By some estimate, government has spent about $26.5 billion on so-called Turn-Around Maintenance (TAM) enough to build a sizeable number of refineries weighted against the newly mint Dangote’s refinery built at the cost of $19 billion.

In 2012, I ran the subsidy probe report of the House of Representatives in The Constitution, a journal of Constitutional development which I edit. The report underscored the scam in the subsidy regime. The pitfalls of spontaneity in the President’s action on oil subsidy is not providing a plan B. As a matter of policy, shock absorbers in form of a functional refinery among others ought to have been laid out to relieve the pains of an already impoverished population reeling under multi-dimensional poverty. The shout of ‘Ebi n’pa wa’ (we are hungry) during his Christmas holiday in Lagos last December underlined the point being made.

Beyond past probes of the heist in the sector, oil subsidy has always been a mathematical fiction. When the new sheriff in town, Mr President, said handily “oil subsidy is gone”, he was addressing a fiction. The action meant abrupt increase in the prices of petroleum products that has cut to size the non-existing middle class, and immiserised the toiling masses of our people.

Was the president’s action not too impulsive without a plan B? The president must always worry about the legitimation of his action for regime survival. The Dangote’s refinery was the overarching rationale for the action of the Commander-in-Chief, even when the teething problem of actual commencement and the touted sale of the final products on an international price band has yet to be resolved.

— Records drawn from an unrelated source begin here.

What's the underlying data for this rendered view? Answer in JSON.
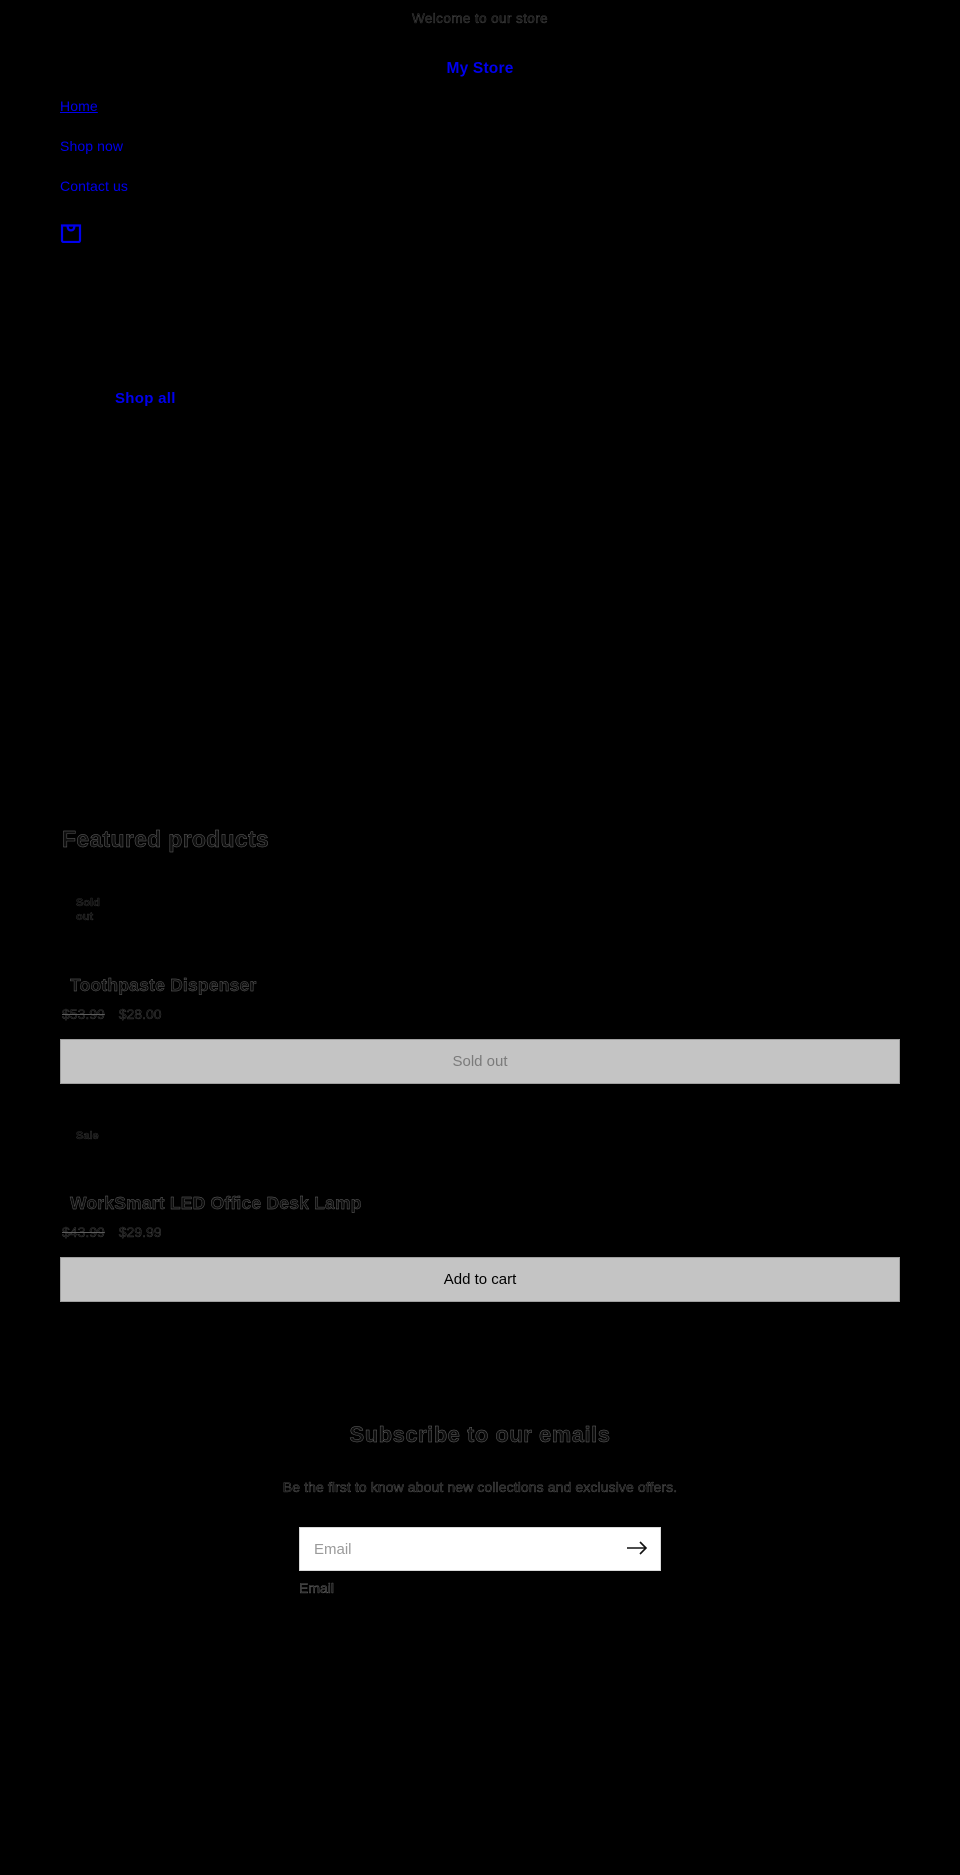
{
  "announcement": {
    "text": "Welcome to our store"
  },
  "header": {
    "brand": "My Store",
    "nav": [
      {
        "label": "Home",
        "name": "nav-link-home"
      },
      {
        "label": "Shop now",
        "name": "nav-link-shop-now"
      },
      {
        "label": "Contact us",
        "name": "nav-link-contact-us"
      }
    ],
    "cart_icon": "shopping-bag-icon"
  },
  "hero": {
    "cta_label": "Shop all"
  },
  "featured": {
    "heading": "Featured products",
    "products": [
      {
        "badge": "Sold out",
        "title": "Toothpaste Dispenser",
        "compare_at_price": "$53.99",
        "price": "$28.00",
        "button_label": "Sold out",
        "available": false
      },
      {
        "badge": "Sale",
        "title": "WorkSmart LED Office Desk Lamp",
        "compare_at_price": "$43.99",
        "price": "$29.99",
        "button_label": "Add to cart",
        "available": true
      }
    ]
  },
  "newsletter": {
    "title": "Subscribe to our emails",
    "subtitle": "Be the first to know about new collections and exclusive offers.",
    "input_placeholder": "Email",
    "input_value": "",
    "field_label": "Email",
    "submit_icon": "arrow-right-icon"
  },
  "colors": {
    "background": "#000000",
    "link": "#0000EE",
    "button_bg": "#C4C4C4",
    "input_bg": "#FFFFFF"
  }
}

However, the argument about an international price parity is outplayed by Olaseinde Arigbede’s formula that says, that a producer must first benefit from the outcome of his productive activity before seeking extra value in the market place. Arigbede articulated his formula in his essay titled, “Globalisation: The Myth that Rules and Ruins our Lives”, in question format as follows: “From our own experiences, if a farmer grows yams in abundance, his family must have the right to eat as much of yams as they may wish to without having to pay for this commodity, the same way the family of a farmer who does not produce yam must buy in the market. How come that we are forced to pay for those gifts that God blessed us with at home here as if we were strangers seeking to buy these things from our own government? Or what is all this about other peoples forcing our governments to remove what they call subsidy from all those services that our people need so badly and should have a right to?…What justice is there in asking that gifts of nature, like petrol, which we have in abundance, must cost the same here as it does in all other countries of the world whereas, the income of the worker here is about one hundredth of that of the worker in the U.S., for instance?”

It is to be noted that oil is the only linkage of Nigeria to the international political economy. In fixing the opaque in Nigerian National Petroleum Company Limited (NNPCL), and the general rot in the oil sector, it appears that Mr President and his team have chosen the privatisation paradigm. It requires a caveat which is that the story of privatisation in Nigeria has not been a successful one even with few exceptions. Perhaps, the Nigeria LNG limited business model that appears to be working, could be emulated. But let end with a question. Will it work? Is the president listening?